What is your future roadmap for the companies that are yet to build their own Data Science/AI teams?
Dremio is enabling Data Science/AI teams at many of the world’s largest companies to explore large volumes of data and perform feature engineering. With the newly created Arrow Flight technology, data scientists can now populate data frames in Python and R over 100x faster than through traditional ODBC/JDBC interfaces. An Arrow client library, such as pyarrow, establishes a parallel connection to Dremio, and because Dremio’s internal memory format is Apache Arrow, the data flows directly from inside the Dremio engine into the memory on the client application. In essence, this enables data scientists to work with millions to billions of records without having to create static offline extracts on their own systems.
How do you prepare for an AI-centric world? How do you inspire your people to work with technology?
Here at Dremio, inspiration stems from our strong cultural values. We put customer needs, problems, and aspirations at the center of everything we do, and we’re constantly looking for creative solutions. Powerful new technologies like AI create opportunities for our people to innovate in really interesting ways to help our customers, and that’s exciting for us.
What start-ups are you keenly following –
Preset (the company commercializing Superset), Anaconda.
One technology that will be outdated by 2025
Cloud data warehouses. They seemed different when they came out, but companies are starting to realize that a data warehouse is a data warehouse, and the risks of lock-in and runaway costs outweigh the benefits. The Cloud data lake, with storage provided by S3 and ADLS, will take over as the more open and flexible data platform architecture.
Something you do better than others – the secret of your success?
Customer obsession. While we’re not perfect, every single employee at Dremio will jump through walls to help our customers. It’s our core value.
Tag the one person in the industry whose answers to these questions you would love to read.
Juergen Kraemer – Head of Analytics and IoT at Software AG.
Thank you, Tomer! That was fun and hope to see you back on AiThority soon.
Tomer is Co-founder and CEO of Dremio. Previously he was the vice president of product at MapR, where he was responsible for product strategy, roadmap and new feature development. As a member of the executive team, he helped grow the company from five employees to more than 300 employees and 1000 enterprise customers.

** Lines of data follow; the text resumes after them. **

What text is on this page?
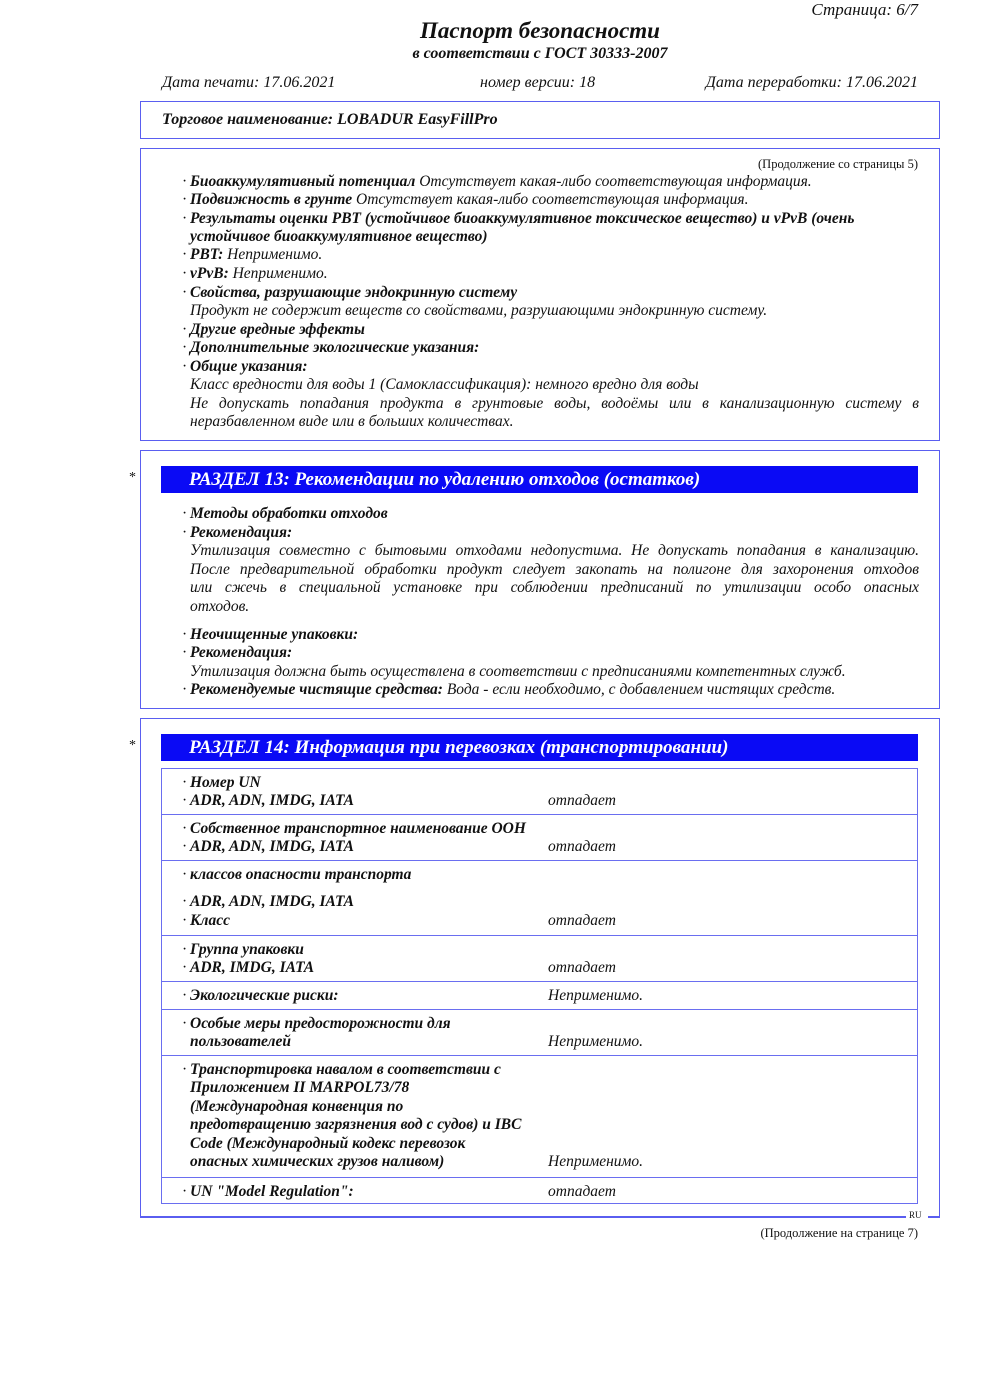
Страница: 6/7
Паспорт безопасности
в соответствии с ГОСТ 30333-2007
Дата печати: 17.06.2021	номер версии: 18	Дата переработки: 17.06.2021
Торговое наименование: LOBADUR EasyFillPro
(Продолжение со страницы 5)
· Биоаккумулятивный потенциал Отсутствует какая-либо соответствующая информация.
· Подвижность в грунте Отсутствует какая-либо соответствующая информация.
· Результаты оценки PBT (устойчивое биоаккумулятивное токсическое вещество) и vPvB (очень
устойчивое биоаккумулятивное вещество)
· PBT: Неприменимо.
· vPvB: Неприменимо.
· Свойства, разрушающие эндокринную систему
Продукт не содержит веществ со свойствами, разрушающими эндокринную систему.
· Другие вредные эффекты
· Дополнительные экологические указания:
· Общие указания:
Класс вредности для воды 1 (Самоклассификация): немного вредно для воды
Не допускать попадания продукта в грунтовые воды, водоёмы или в канализационную систему в
неразбавленном виде или в больших количествах.
*	РАЗДЕЛ 13: Рекомендации по удалению отходов (остатков)
· Методы обработки отходов
· Рекомендация:
Утилизация совместно с бытовыми отходами недопустима. Не допускать попадания в канализацию.
После предварительной обработки продукт следует закопать на полигоне для захоронения отходов
или сжечь в специальной установке при соблюдении предписаний по утилизации особо опасных
отходов.
· Неочищенные упаковки:
· Рекомендация:
Утилизация должна быть осуществлена в соответствии с предписаниями компетентных служб.
· Рекомендуемые чистящие средства: Вода - если необходимо, с добавлением чистящих средств.
RU
*	РАЗДЕЛ 14: Информация при перевозках (транспортировании)
· Номер UN
· ADR, ADN, IMDG, IATA	отпадает
· Собственное транспортное наименование ООН
· ADR, ADN, IMDG, IATA	отпадает
· классов опасности транспорта
· ADR, ADN, IMDG, IATA
· Класс	отпадает
· Группа упаковки
· ADR, IMDG, IATA	отпадает
· Экологические риски:	Неприменимо.
· Особые меры предосторожности для
пользователей	Неприменимо.
· Транспортировка навалом в соответствии с
Приложением II MARPOL73/78
(Международная конвенция по
предотвращению загрязнения вод с судов) и IBC
Code (Международный кодекс перевозок
опасных химических грузов наливом)	Неприменимо.
· UN "Model Regulation":	отпадает
(Продолжение на странице 7)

Dremio is the Data-as-a-Service Platform. Created by veterans of open source and big data technologies, and the creators of Apache Arrow, Dremio is a fundamentally new approach to data analytics that helps companies get more value from their data, faster. Dremio makes data engineering teams more productive, and data consumers more self-sufficient.
Founded in 2015, Dremio is headquartered in Mountain View, CA. Investors include Lightspeed Venture Partners, Redpoint, and Norwest Venture Partners.